Study Blames Bad Regulatory System, Not Bad Drivers, for Mass. Auto Woes

By | November 9, 2005

A new study suggests that the high cost of auto insurance in Massachusetts should be blamed on bad government, not bad drivers.

The state’s rate setting system encourages drivers to file too many minor accident claims, according to the insurance industry-sponsored report.

The study, “High Rates and Little Choice: The Burden of Automobile Insurance Regulation on Massachusetts Consumers,” was conducted for the Property Casualty Insurers Association of America by Robert Shapiro, an economist with the international consulting firm, Sonecon.

Massachusetts drivers pay 27 percent more on average for auto insurance than drivers in the rest of the country. At $984, the state’s average auto insurance premium ranks fourth in the nation behind New Jersey ($1,113), New York ($1,087) and the District of Columbia ($1,1040), according to 2002 figures from the National Association of Insurance Commissioners.

The Shapiro study acknowledges that Bay State drivers pay a lot because they file a lot more claims than drivers anywhere else. But it pins responsibility for the highest claims frequency in the nation on the regulatory system.

In Massachusetts, people are 2.4 times more likely than people in other states to file bodily-injury claims, even though their claims are nearly 20 percent smaller than those filed in other states. The study further maintains that Massachusetts drivers are 1.85 times more likely to file property damage claims, even though these wind up being 12 percent less expensive than in other states.

But claims-happy Massachusetts drivers are not necessarily bad drivers; they’re just behaving the way the system tells them to behave and submitting all sorts of claims, big or small.

“The principal reason that Massachusetts has the highest costs, per-automobile, for bodily injury and property damage claims is not that Bay State drivers are less skillful or more reckless than drivers elsewhere. In fact, Massachusetts drivers have fewer fatal accidents, both per-car and per-mile traveled, than drivers anywhere else in the country. The main reason that Massachusetts has the highest costs per-automobile, for bodily injury and property damage claims, is that the state’s insurance regulation perversely encourages Bay State drivers and others to file those claims, even to the point of fraud,” Shapiro wrote.

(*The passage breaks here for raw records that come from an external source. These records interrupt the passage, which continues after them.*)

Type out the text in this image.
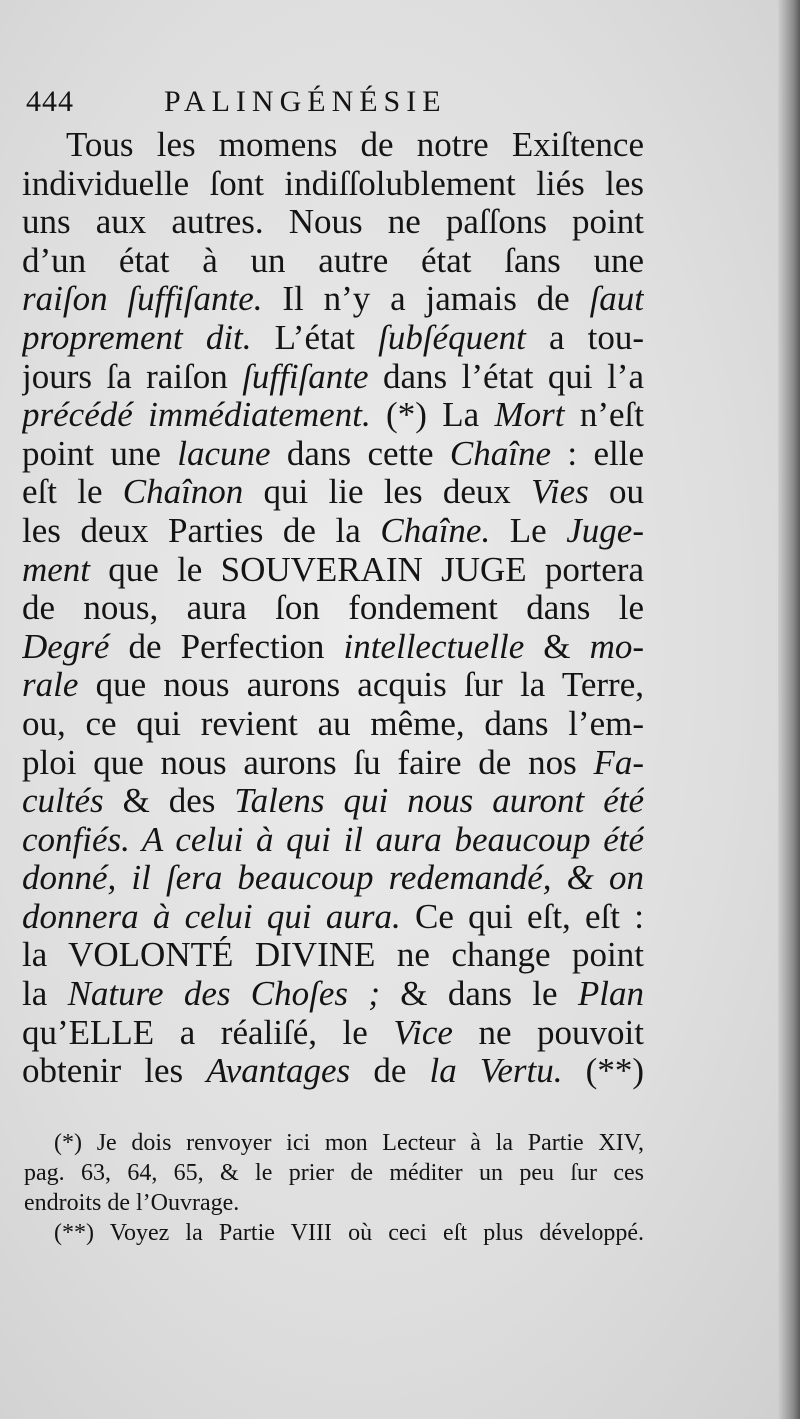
444	PALINGÉNÉSIE
Tous les momens de notre Exiſtence
individuelle ſont indiſſolublement liés les
uns aux autres. Nous ne paſſons point
d’un état à un autre état ſans une
raiſon ſuffiſante. Il n’y a jamais de ſaut
proprement dit. L’état ſubſéquent a tou-
jours ſa raiſon ſuffiſante dans l’état qui l’a
précédé immédiatement. (*) La Mort n’eſt
point une lacune dans cette Chaîne : elle
eſt le Chaînon qui lie les deux Vies ou
les deux Parties de la Chaîne. Le Juge-
ment que le SOUVERAIN JUGE portera
de nous, aura ſon fondement dans le
Degré de Perfection intellectuelle & mo-
rale que nous aurons acquis ſur la Terre,
ou, ce qui revient au même, dans l’em-
ploi que nous aurons ſu faire de nos Fa-
cultés & des Talens qui nous auront été
confiés. A celui à qui il aura beaucoup été
donné, il ſera beaucoup redemandé, & on
donnera à celui qui aura. Ce qui eſt, eſt :
la VOLONTÉ DIVINE ne change point
la Nature des Choſes ; & dans le Plan
qu’ELLE a réaliſé, le Vice ne pouvoit
obtenir les Avantages de la Vertu. (**)
(*) Je dois renvoyer ici mon Lecteur à la Partie XIV,
pag. 63, 64, 65, & le prier de méditer un peu ſur ces
endroits de l’Ouvrage.
(**) Voyez la Partie VIII où ceci eſt plus développé.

According to this analysis, the big problem is the system, not Bay State drivers. It’s a complicated system that includes a no-fault threshold, a safe driver plan, a high risk reinsurance plan and other features. But Shapiro singles out the state’s “fix-and-establish” rating procedure as the provision most responsible for the off-the-charts claims frequency. This procedure sets rates for all insurers and restricts the variables that can be used to differentiate prices among various groups of drivers.

The rate-setting system is at fault because it does not make people pay based in part on the number of claims they file, the study determined.

“The main way that state regulation promotes the filing of accident claims at rates outpacing every other state is by eliminating virtually any costs from doing so,” it says.

That’s not the way it is in other states, where drivers’ rates can be affected by the number of claims they file, no matter who’s at fault.

“In states where market competition helps determine insurance rates, a driver’s premium usually reflects in some way the frequency with which he or she has not only been involved in accidents but also filed claims for accidents in the recent past. In Massachusetts, drivers pay higher premiums if they’re at fault in an accident, but not for filing claims. Once an accident occurs, therefore, everyone, can try to collect for even the most minor accidents without concern that doing so might affect his or her premium,” Shapiro maintains.

Claims history is just one of the desirable factors missing from the rating formula, according to the study. Massachusetts also prohibits the use of gender or marital status as rating criteria. And where it does permit pricing variations, such as with years of driving experience or garaging territory, the system softens the impact with subsidies for inexperienced and urban drivers.

The study maintains that 87 percent of insureds subsidize the premiums paid by the other 13 percent, who are mainly young, male and urban drivers that represent higher risk to insurers.

If Massachusetts did away with its government-controlled rates and gave insurance companies freedom to price auto policies the way they do in many other states, it is “highly likely” that this 87 percent of the state’s drivers would pay less than they now do, according to Shapiro.

The report was released as part of the ongoing debate in the state over whether and how to change the auto rating system. Gov. Mitt Romney has filed legislation that would relax regulation on insurers that is still being debated on Beacon Hill.